By the time police came, only about eight of the protesters were rounded up, while the rest of the activists scattered. Those taken into police custody are currently being held on a bail set at $132,000 per head. As Chancellor Birgeneau said, the attack was “frightening and violent,” even for Berkeley, a city well-known as a hotbed of activism.
Some explained the attack as a response to the University of California fee increases. In November, the Regents of the University of California voted to increase student fees by about 32 percent in order to address massive budget shortfalls and a sudden lack of reliability in state funding.
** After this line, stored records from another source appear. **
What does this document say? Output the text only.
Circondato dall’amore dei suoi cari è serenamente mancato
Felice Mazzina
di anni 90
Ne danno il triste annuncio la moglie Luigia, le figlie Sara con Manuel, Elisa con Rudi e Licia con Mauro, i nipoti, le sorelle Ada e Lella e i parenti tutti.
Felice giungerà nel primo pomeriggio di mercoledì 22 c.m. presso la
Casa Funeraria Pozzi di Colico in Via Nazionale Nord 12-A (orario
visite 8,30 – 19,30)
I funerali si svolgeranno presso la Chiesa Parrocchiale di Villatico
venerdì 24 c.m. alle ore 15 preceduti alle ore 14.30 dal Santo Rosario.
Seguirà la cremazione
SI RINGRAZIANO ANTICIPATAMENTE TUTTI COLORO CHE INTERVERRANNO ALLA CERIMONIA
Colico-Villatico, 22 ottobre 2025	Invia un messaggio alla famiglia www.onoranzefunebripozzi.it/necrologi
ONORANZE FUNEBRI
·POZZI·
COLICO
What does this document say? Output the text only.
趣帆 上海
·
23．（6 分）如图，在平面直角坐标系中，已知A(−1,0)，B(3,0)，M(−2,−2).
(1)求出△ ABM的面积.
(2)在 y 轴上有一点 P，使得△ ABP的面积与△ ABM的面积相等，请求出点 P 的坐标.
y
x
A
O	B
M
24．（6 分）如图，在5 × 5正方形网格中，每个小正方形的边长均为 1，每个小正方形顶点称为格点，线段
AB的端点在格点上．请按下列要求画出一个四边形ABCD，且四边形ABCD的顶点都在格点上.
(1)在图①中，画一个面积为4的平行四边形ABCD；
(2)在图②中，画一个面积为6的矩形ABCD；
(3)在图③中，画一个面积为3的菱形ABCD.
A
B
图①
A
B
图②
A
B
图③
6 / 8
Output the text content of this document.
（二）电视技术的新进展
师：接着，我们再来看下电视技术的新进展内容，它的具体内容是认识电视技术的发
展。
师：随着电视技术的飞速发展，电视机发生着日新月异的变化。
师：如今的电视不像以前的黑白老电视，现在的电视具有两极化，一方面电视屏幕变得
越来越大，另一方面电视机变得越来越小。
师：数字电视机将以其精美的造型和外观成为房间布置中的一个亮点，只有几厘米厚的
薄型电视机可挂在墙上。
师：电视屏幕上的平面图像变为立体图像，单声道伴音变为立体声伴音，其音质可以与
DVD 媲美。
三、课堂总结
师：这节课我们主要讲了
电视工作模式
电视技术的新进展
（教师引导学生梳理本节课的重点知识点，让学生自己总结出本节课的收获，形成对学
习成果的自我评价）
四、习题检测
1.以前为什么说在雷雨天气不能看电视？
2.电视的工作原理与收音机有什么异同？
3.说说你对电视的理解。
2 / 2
Attacking a university official is not only unlikely to enact change, but if anything, such an action will blow up in the faces of other peaceful protestors, and encourage university officials to take a harder line when dealing with rowdy students who pull fire alarms to disrupt classes and occupy campus buildings past hours to prove a point.
UC President Mark Yudof called the late night attack “appalling,” and went “far beyond the boundaries of public dissent, and such lawlessness cannot be tolerated.”
Governor Schwarzenegger echoed a more hard line and less sympathetic attitude in his response to the incident, stating that “California will not tolerate any type of terrorism against any leaders including educators.” Schwarzenegger called the attack a “criminal act,” the participants of which “will be prosecuted under the fullest extent of the law.”
Both Yudof and Schwarzenegger have enlisted law enforcement authorities to take legal action. As both the governor and the UC honcho expressed, a university is the last place where physical violence and intimidation should supplant reasoned debate. Anyone who truly cares about the future of the University of California system would not jeopardize student funding by being a part of such a heinous act. Students who truly care about the excellent (and reasonably low cost) education afforded them in this state, should be wary indeed of such extremists: as this horrible attack shows, university and state leaders will only tolerate so much from activist students. Anyone who cares about the UC system will study feasible funding alternatives and hit the books, not the chancellors.